Lack of Vascular Tissues:
- Unlike vascular plants, such as Pteridophyta (ferns) and seed plants, Bryophyta lacks specialized tissues for the long-distance transport of water, nutrients, and sugars. As a result, Bryophyta plants are typically small in size and grow close to the ground.
Lack of Seeds:
- Bryophyta plants do not produce seeds. Seeds are structures that contain embryos and are capable of developing into new plants under suitable conditions.
Therefore, based on the characteristics described above, the plant group that produces spores and embryo but lacks vascular tissues and seeds is Bryophyta.

The hair-like structures covering young fern leaves and rhizome are called ramenta.
Explanation:
- Ramenta: Ramenta are small, hair-like structures that cover the surface of young fern leaves and rhizomes.

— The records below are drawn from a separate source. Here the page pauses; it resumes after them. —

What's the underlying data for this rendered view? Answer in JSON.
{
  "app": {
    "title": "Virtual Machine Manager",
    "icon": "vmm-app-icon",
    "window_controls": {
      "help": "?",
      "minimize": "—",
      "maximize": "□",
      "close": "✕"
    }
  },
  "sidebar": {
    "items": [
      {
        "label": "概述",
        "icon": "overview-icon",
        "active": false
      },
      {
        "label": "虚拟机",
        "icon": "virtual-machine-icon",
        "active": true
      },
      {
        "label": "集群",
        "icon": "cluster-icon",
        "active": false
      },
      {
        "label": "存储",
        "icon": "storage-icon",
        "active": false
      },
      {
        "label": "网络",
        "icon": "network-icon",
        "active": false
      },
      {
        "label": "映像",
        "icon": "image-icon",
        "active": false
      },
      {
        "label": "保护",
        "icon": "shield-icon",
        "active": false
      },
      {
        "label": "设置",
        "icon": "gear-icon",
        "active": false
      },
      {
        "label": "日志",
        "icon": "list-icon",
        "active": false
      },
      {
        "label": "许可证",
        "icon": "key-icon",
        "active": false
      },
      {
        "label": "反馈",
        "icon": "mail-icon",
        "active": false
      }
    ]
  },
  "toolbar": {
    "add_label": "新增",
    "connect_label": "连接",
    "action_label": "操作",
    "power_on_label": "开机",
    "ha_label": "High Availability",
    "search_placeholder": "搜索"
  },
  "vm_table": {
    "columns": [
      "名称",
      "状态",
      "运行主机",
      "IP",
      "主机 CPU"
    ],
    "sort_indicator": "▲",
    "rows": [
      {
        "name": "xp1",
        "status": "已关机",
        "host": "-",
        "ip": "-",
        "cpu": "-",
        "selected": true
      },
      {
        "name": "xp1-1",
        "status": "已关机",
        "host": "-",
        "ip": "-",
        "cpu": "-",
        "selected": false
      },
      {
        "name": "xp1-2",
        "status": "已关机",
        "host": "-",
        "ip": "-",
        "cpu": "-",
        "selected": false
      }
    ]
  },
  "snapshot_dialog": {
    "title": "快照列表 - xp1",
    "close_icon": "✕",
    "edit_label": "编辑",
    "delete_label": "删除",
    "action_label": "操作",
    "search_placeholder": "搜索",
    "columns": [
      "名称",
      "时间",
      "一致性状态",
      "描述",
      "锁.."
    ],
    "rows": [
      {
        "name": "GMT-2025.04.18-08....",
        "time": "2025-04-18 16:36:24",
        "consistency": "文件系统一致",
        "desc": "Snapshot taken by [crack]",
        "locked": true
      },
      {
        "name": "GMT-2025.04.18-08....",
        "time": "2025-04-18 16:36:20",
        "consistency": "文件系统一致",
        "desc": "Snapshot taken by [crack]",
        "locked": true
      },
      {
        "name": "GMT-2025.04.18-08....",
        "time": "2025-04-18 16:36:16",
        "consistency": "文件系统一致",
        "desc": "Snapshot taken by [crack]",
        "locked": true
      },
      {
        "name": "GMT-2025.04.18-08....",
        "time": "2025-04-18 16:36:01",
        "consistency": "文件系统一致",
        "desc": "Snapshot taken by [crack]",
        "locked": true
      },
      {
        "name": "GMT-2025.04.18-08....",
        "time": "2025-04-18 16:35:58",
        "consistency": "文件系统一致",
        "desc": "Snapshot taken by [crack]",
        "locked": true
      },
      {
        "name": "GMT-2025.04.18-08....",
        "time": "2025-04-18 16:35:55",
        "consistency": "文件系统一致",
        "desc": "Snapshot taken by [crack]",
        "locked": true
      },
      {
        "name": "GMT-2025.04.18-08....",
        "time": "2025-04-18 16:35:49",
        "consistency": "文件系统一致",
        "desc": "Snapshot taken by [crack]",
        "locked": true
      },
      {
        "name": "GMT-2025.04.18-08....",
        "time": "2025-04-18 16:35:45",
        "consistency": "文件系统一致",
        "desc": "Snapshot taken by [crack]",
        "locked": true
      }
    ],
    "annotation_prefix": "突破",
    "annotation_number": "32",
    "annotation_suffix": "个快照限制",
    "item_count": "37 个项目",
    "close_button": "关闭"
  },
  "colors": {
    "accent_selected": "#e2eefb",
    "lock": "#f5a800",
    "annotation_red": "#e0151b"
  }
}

- Ramenta are mainly found in ferns and serve various functions such as protection, defense, and water absorption.
- These structures are composed of dead cells and are often formed by the disintegration of scales or glandular hairs.
- Ramenta have a variety of shapes and sizes, ranging from short and rigid to long and flexible.
- They can be found on the upper and lower surfaces of fern leaves, as well as on the surface of the rhizome.
- Ramenta play a role in protecting the young fern leaves and rhizomes from herbivores, pathogens, and excessive water loss.
- They also aid in the absorption of water and nutrients from the environment.
- The presence of ramenta can be observed by examining the surface of young fern leaves and rhizomes under a microscope or by touch.
Therefore, the correct answer is D. Ramenta.